JD: Can you share what the focus of the messaging will be?
CC: It’s centred around the spirit of change. It is all about how a particular younger consumers rarely see themselves in one light or one guise. You know, life to them is more fluid, more adaptable, more flexible. And we want Stoli to be relevant in whatever occasion it is that they are looking for.
JD: Bourbon and Tequila are two categories that are performing better than vodka stateside. What’s the prognosis for your brands? Do you feel you have what you need to win in these categories?
CC: We feel in a really good place to be honest with you. In Bourbon, we’ve got two brands. Kentucky Owl is at the ultra-premium or prestige end of the marketplace. It’s a highly innovative brand and one that we’ve been able to have collaborations on like the Takumi [Edition]. We’ve got another one launching later this year and we’ll continue to innovate around that [brand] and give new news to Bourbon consumers.
The Wiseman is more of a stepping stone into the category, pitched at the ultra-premium but not prestige price positioning. It gives an opportunity for consumers to experience a real high-quality craft style of American bourbon, rather than the more mainstream offers like Jim Beam, for example. Both of these are strong platforms to take advantage of the growth in Bourbon and, as we build our actual home for those brands, that will give us more options to be able to create intrigue and excitement for consumers. The world of alcohol tourism has got very big these days and having a home for your brands is very important.

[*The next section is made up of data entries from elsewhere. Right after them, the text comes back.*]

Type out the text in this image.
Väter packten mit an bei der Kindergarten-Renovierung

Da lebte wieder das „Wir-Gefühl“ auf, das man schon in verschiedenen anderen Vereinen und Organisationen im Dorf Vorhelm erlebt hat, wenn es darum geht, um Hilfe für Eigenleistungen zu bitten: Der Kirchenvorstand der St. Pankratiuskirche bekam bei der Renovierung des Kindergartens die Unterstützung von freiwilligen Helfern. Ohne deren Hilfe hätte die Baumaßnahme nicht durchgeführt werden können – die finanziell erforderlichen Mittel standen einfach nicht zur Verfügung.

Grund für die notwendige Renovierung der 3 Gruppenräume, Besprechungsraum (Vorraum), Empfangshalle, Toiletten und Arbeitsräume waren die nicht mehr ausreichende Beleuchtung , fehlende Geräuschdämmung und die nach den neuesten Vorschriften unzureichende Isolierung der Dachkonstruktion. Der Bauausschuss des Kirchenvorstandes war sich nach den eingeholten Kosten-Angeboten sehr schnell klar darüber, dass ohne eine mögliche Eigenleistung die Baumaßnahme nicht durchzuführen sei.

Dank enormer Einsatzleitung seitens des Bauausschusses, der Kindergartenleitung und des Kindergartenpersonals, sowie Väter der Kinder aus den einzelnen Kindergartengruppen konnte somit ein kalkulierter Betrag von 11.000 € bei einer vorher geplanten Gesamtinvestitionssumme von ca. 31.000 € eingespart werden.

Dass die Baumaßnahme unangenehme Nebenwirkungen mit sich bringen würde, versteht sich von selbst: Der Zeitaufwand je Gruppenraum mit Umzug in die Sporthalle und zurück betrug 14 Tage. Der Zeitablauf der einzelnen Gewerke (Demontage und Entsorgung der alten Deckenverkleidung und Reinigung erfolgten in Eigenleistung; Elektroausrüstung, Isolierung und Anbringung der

JD: What’s the latest on that distillery project?
CC: We’ve already started the ground-breaking work and our distillery should be operational in a couple of years’ time.
JD: Will that site house both of your brands?
CC: They’re on the same basic plot of land in Bardstown, Kentucky, but it’s divided into two quite separate sites because they are independent brands.
JD: What about Tequila – are you happy with what you have and that you’ve got the agave supply you need to continue to grow?
CC: We have our own production facilities and we’ve actually got our own agave supply so we are in a good place. We’ve got two Tequila brands and a mezcal. We have the Villa One brand which we collaborate with Nick Jonas and John Varvatos on in that kind of celebrity space. And then we have our own ultra-premium Tequila Cenote. Both of those are made at the same production facility in Jalisco in Mexico. And then we have the Se Busca mezcal which is made at Oaxaca in Mexico. It’s a less smoky offering in that mezcal category and has a strong female story to the brand, so we feel in a great place there.
JD: Any plans to introduce spirits-based RTDs on these or other brands in the roster?
CC: We definitely look into the category. An area we might consider – rather than ready-to-drink is ready-to-serve because it’s more in that cocktail space and fits better with our ultra-premium portfolio. We’ll certainly look into that and we’ve been exploring different options for us to try out. Who knows? In the course of the next 12 months, we may do something.